Criptovalute in Asia: un mercato che non può essere sottovalutato nella valutazione complessiva degli asset digitali. Molto interessante!
Dai divieti cinesi sulle criptovalute alla crescente adozione delle criptovalute in Giappone, esploriamo il panorama in evoluzione degli asset digitali in Asia.
L’Asia ospita alcuni dei mercati di criptovalute più vivaci e diversificati del mondo. In questo articolo vedremo:
- Il Giappone che abbraccia una CBDC.
- La Cina che vieta il mining (ma in realtà non è vero).
- Hong Kong in competizione per la posizione di capitale delle criptovalute.
- Singapore sta costruendo un hub per l’innovazione.
- L’India che fa i salti mortali sulle regolamentazioni.
Di sicuro non ci si annoia mai sulla scena asiatica delle criptovalute!
In questo articolo esploreremo alcune delle tendenze e degli sviluppi principali che stanno plasmando il futuro delle criptovalute in Asia e prenderemo in esame i Paesi sopra citati.
Allacciate le cinture, si parte!
Table of Contents
Criptovalute in Asia, Giappone: Regole, regole, regole
Il Giappone può essere considerato uno dei Paesi sviluppati più favorevoli alle criptovalute. È stato il primo Paese a riconoscere il Bitcoin come metodo di pagamento legale e a regolamentare gli scambi di criptovalute nel 2017. Il Giappone è anche sede di scambi di criptovalute come Bitflyer e Bitbank. A partire da marzo 2023, in Giappone ci saranno non meno di 23 exchange di criptovalute approvati.
Il Paese mira a proteggere i consumatori ma allo stesso tempo a non soffocare l’innovazione.
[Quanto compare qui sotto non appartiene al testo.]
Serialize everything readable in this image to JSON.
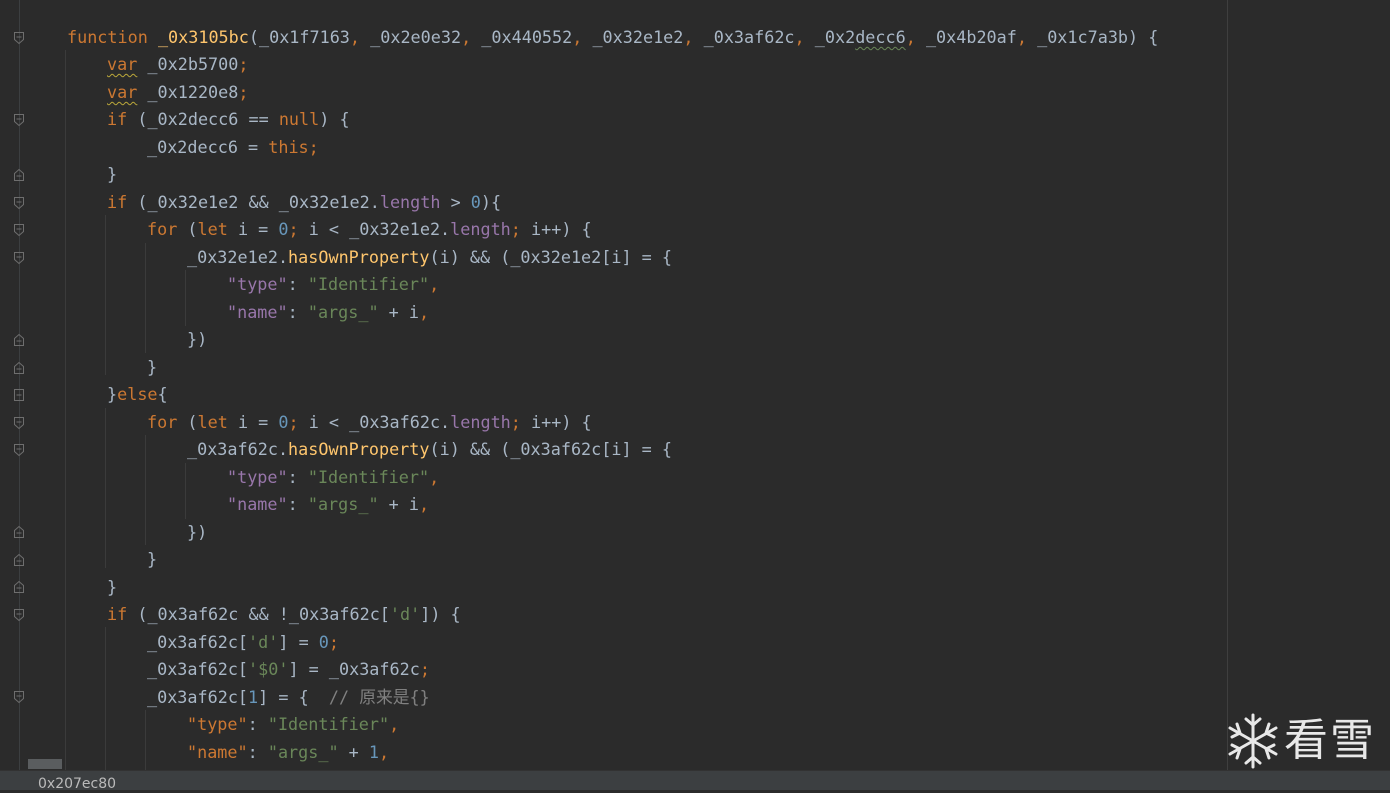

Gli exchange di criptovalute sono tenuti a registrarsi presso la FSA. Inoltre devono rispettare regole severe in materia di sicurezza, antiriciclaggio e rendicontazione. Sono inoltre soggetti a verifiche e ispezioni regolari da parte della FSA e partecipano a un’organizzazione di autoregolamentazione chiamata Japan Virtual Currency Exchange Association (JVCEA).
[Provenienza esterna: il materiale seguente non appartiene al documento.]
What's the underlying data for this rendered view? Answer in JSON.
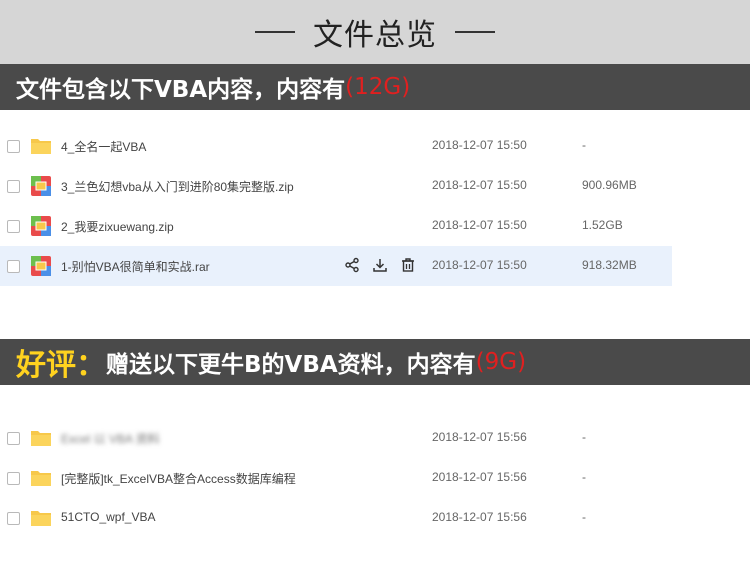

Il mercato giapponese delle criptovalute è regolamentato, ma questo non gli impedisce di essere attivo. Secondo un sondaggio di Coinhills, lo yen giapponese si è classificato al secondo posto in termini di volume di scambi di Bitcoin per valuta nel febbraio 2023, dietro solo al potente dollaro. Il Giappone ha anche una fiorente community di criptovalute che sostiene vari progetti e iniziative, come LayerX, una società di blockchain che richiede la conoscenza di ChatGPT.
CBDC in Giappone
Il Giappone sta esplorando attivamente il potenziale delle valute digitali delle banche centrali (CBDC), versioni digitali delle valute fiat emesse dalle banche centrali. La Banca del Giappone (BOJ) sta conducendo esperimenti sulle CBDC dall’aprile 2021 e intende lanciare un programma pilota che coinvolga i privati. prevede di lanciare un programma pilota con la partecipazione di partner del settore privato nel corso dell’anno.
La BOJ intende testare la fattibilità e la funzionalità delle CBDC per vari casi d’uso, come pagamenti, regolamenti, rimesse e identità digitale. Questo potrebbe essere detestato dai sostenitori delle criptovalute, ma è in linea con l’approccio del Giappone alle criptovalute secondo le regole.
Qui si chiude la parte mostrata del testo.